Aboriginal society was very tightly structured and ruled by older men who took the younger women for wives. There was very little scope for independent assertion of differing outlooks within the tribe. Tribal law and custom was rigidly enforced. Wrongdoers who fled the tribe could be relentlessly hunted down and killed. "Alternative Societies" within the tribes would not have been tolerated.
There were painful initiation rites involving mutilation and then knocking out of teeth and as Geoffrey Blainey writes in his sympathetic book, "The Triumph of the Nomads", often violent clashes with enemies...Blainey estimates that the casualty rates of Aboriginal warfare surpassed those of the wars of Europeans. If there were five casualties in a band of 20 Aboriginals for example, then that was a massive casualty rate.
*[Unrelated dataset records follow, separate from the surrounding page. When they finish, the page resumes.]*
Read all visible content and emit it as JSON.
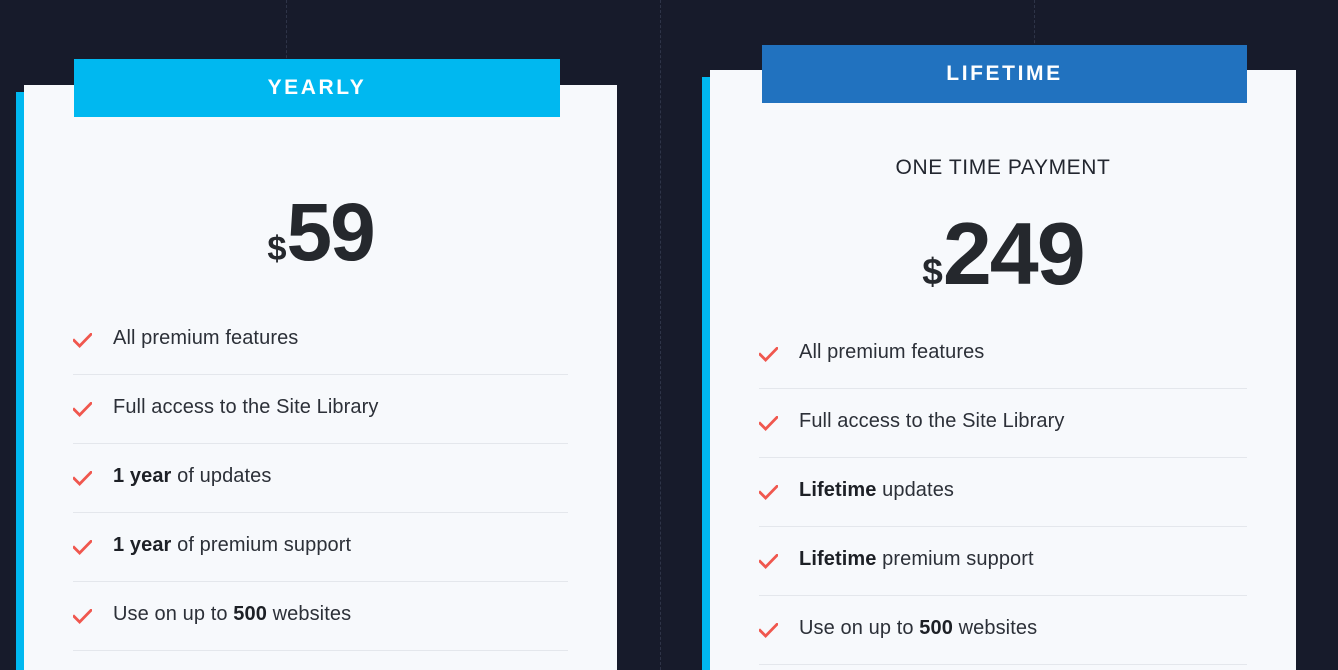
{
  "theme": {
    "background": "#171b2b",
    "card_background": "#f7f9fc",
    "accent_cyan": "#00b8f0",
    "accent_blue": "#2172bf",
    "check_red": "#f0574e",
    "text_dark": "#2c3038",
    "divider": "#e4e7ec"
  },
  "plans": [
    {
      "id": "yearly",
      "header_label": "YEARLY",
      "subtitle": "",
      "currency_symbol": "$",
      "price": "59",
      "features": [
        {
          "prefix": "",
          "bold": "",
          "text": "All premium features"
        },
        {
          "prefix": "",
          "bold": "",
          "text": "Full access to the Site Library"
        },
        {
          "prefix": "",
          "bold": "1 year",
          "text": " of updates"
        },
        {
          "prefix": "",
          "bold": "1 year",
          "text": " of premium support"
        },
        {
          "prefix": "Use on up to ",
          "bold": "500",
          "text": " websites"
        }
      ]
    },
    {
      "id": "lifetime",
      "header_label": "LIFETIME",
      "subtitle": "ONE TIME PAYMENT",
      "currency_symbol": "$",
      "price": "249",
      "features": [
        {
          "prefix": "",
          "bold": "",
          "text": "All premium features"
        },
        {
          "prefix": "",
          "bold": "",
          "text": "Full access to the Site Library"
        },
        {
          "prefix": "",
          "bold": "Lifetime",
          "text": " updates"
        },
        {
          "prefix": "",
          "bold": "Lifetime",
          "text": " premium support"
        },
        {
          "prefix": "Use on up to ",
          "bold": "500",
          "text": " websites"
        }
      ]
    }
  ]
}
Women and children were also targeted and killed in these clashes.
As with the many nomadic cultures, infanticide was widely practised. This was because mothers could not carry more than one child at a time and it was also used as a general method of birth control. Aboriginals also did not believe in natural death. If a person died it generally meant that it was the work of someone else's curse. Revenge then had to be taken against the chosen suspect. People out of favour or under suspicion lived under the treat of sudden violence after an entirely natural death. How many of those who idealise Aboriginal life would like to live under these conditions?
All this is not to stand in moral judgement on Aboriginal ways, but merely to point out that it was not an Utopian existence. While there were and are many things to admire, they cannot simply be viewed in isolation as though that was the whole story. Tensions existed within Aboriginal societies as in all societies and their life contained very harsh elements...
By today's standard the establishment of Aboriginal reserves, legislation such as the Aboriginal Protection Act and the Child Welfare Act and policies such as the prohibition of hotels selling Aboriginals alcohol seem harsh and/or paternalistic, but they involved some genuine attempts to improve conditions for Aboriginals.
Federal Race Discrimination Commissioner Irene Moss, however, portrays such things as a great and deliberate evil, a further extension of "Anglo" racist violence. Whites are judged in the harshest possible light, while Aboriginal societies are presented as having been Utopian before the whites.
While in the past judgements on Aboriginal societies have of course been overly harsh and dismissive, they have gone to an opposite extreme in recent years. It is important to put things in perspective. Things were far more complex than people like Irene Moss are prepared to allow. She takes all the benefits of a modern society, while attacking that society with the wisdom of hindsight and idealising a way of life she shows no inclination to try herself.